Cloxxki said:Innocence cannot be proven in case of clen. Few positive cows, lots of clen positives. In Contador's case, the rumored plasticizer test thing complicates it further.
No, it doesn't complicate it further. Plasticizers aren't part of the anti-doping protocol. That's it. Only those who want to hang Contador in the court of public opinion have turned this into a point of contention.
I put the plasticizers controversy right up there with that interview by the alleged Astana "insider" in the Belgian magazine HUMO. That too was supposed to be some sort of bombshell, and what came of it? NOTHING.
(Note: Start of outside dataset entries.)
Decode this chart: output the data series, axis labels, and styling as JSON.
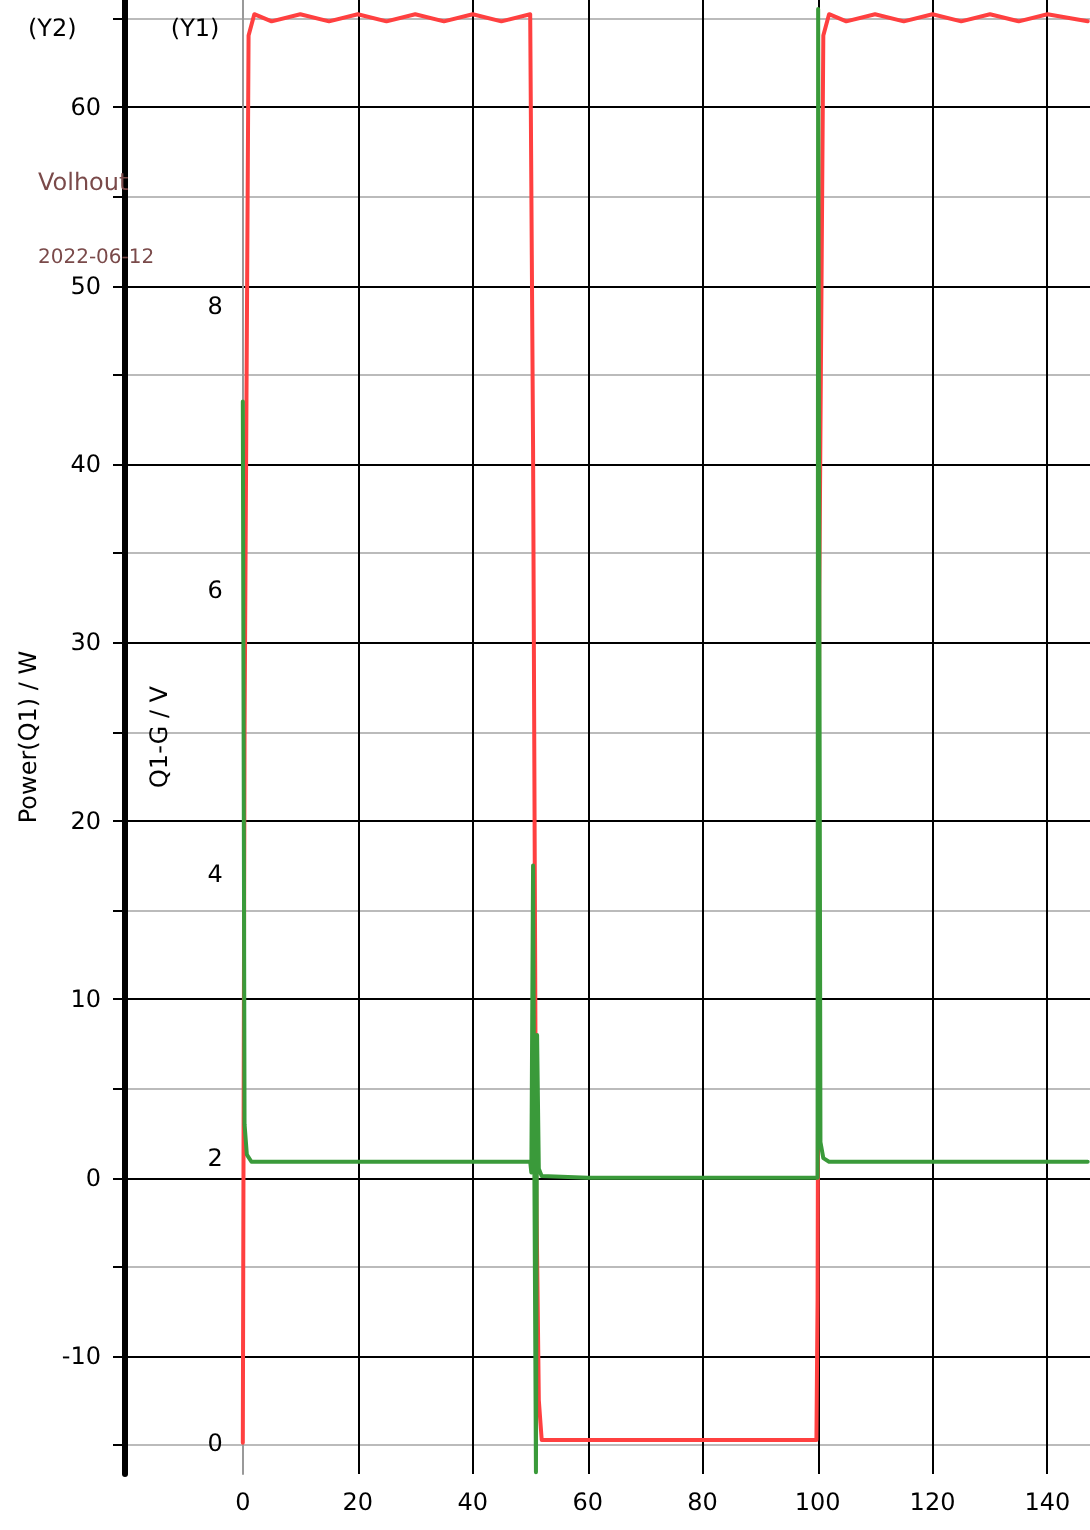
{
  "chart_data": {
    "type": "line",
    "ylabel": "Q1-G / V",
    "y2label": "Power(Q1) / W",
    "annotations": [
      "(Y2)",
      "(Y1)",
      "Volhout",
      "2022-06-12"
    ],
    "xlim": [
      -20.5,
      147.4
    ],
    "xticks": [
      0,
      20,
      40,
      60,
      80,
      100,
      120,
      140
    ],
    "ylim": [
      -0.22,
      10.15
    ],
    "yticks": [
      0,
      2,
      4,
      6,
      8
    ],
    "y2lim": [
      -16.6,
      66
    ],
    "y2ticks": [
      {
        "value": -15,
        "label": null
      },
      -10,
      {
        "value": -5,
        "label": null
      },
      0,
      {
        "value": 5,
        "label": null
      },
      10,
      {
        "value": 15,
        "label": null
      },
      20,
      {
        "value": 25,
        "label": null
      },
      30,
      {
        "value": 35,
        "label": null
      },
      40,
      {
        "value": 45,
        "label": null
      },
      50,
      {
        "value": 55,
        "label": null
      },
      60,
      {
        "value": 65,
        "label": null
      }
    ],
    "grid": true,
    "marker": "none",
    "line_style": "solid",
    "series": [
      {
        "color": "#ff4040",
        "x": [
          0,
          0.3,
          1,
          2,
          5,
          10,
          15,
          20,
          25,
          30,
          35,
          40,
          45,
          50,
          50.5,
          51,
          51.5,
          52,
          60,
          70,
          80,
          90,
          99.8,
          100,
          100.3,
          101,
          102,
          105,
          110,
          115,
          120,
          125,
          130,
          135,
          140,
          147
        ],
        "values": [
          0,
          5,
          9.9,
          10.05,
          10.0,
          10.05,
          10.0,
          10.05,
          10.0,
          10.05,
          10.0,
          10.05,
          10.0,
          10.05,
          7,
          2,
          0.3,
          0.02,
          0.02,
          0.02,
          0.02,
          0.02,
          0.02,
          1,
          6,
          9.9,
          10.05,
          10.0,
          10.05,
          10.0,
          10.05,
          10.0,
          10.05,
          10.0,
          10.05,
          10.0
        ]
      },
      {
        "color": "#3a9a3a",
        "axis": "y2",
        "x": [
          0,
          0.3,
          0.7,
          1.5,
          10,
          20,
          30,
          40,
          50,
          50.2,
          50.5,
          50.7,
          51,
          51.2,
          51.5,
          52,
          60,
          70,
          80,
          90,
          100,
          100.1,
          100.5,
          101,
          102,
          110,
          120,
          130,
          140,
          147
        ],
        "values": [
          43.5,
          3,
          1.3,
          0.9,
          0.9,
          0.9,
          0.9,
          0.9,
          0.9,
          0.3,
          17.5,
          2,
          -16.5,
          8,
          0.5,
          0.1,
          0,
          0,
          0,
          0,
          0,
          65.5,
          2,
          1.1,
          0.9,
          0.9,
          0.9,
          0.9,
          0.9,
          0.9
        ]
      }
    ]
  }
}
Cloxxki said:It's not so hard for WADA to send out an official warning that it's come to their attention certain PEDs are contaminating grocery store and specialty shop foods. Have your food tested, or risk the ban. Make it a one-year ban then, for PEDs that exist in commercial foods. The no tolerance rule could be for top level athletes, the limit for those who are less likely (lower level of professionalism, money) to have expensive docs keeping them just-clean.
You're straight-up buggin' on this. How elite athletes are supposed to keep away from foods that may or may not be contaminated is really something that has no correlation with reality.
I think you're letting your zealous attitude towards doping seriously compromise your views.
Cloxxki said:Another approach would be to have a threshold OoC, and a lower one or no tolerance in-competition. Like cocaine. Cool to get high OoC, not cool to still be positive by the time your next race is contested.
No. The only approach would be to realize that such a minute amount of clenbutarol, regardless of how it got into a rider's system, has no performance-enhancing benefit whatsoever. You don't strip a man's Tour title over something so insignificant. That is, unless you are either an anti-doping yahoo or just a Contador hater.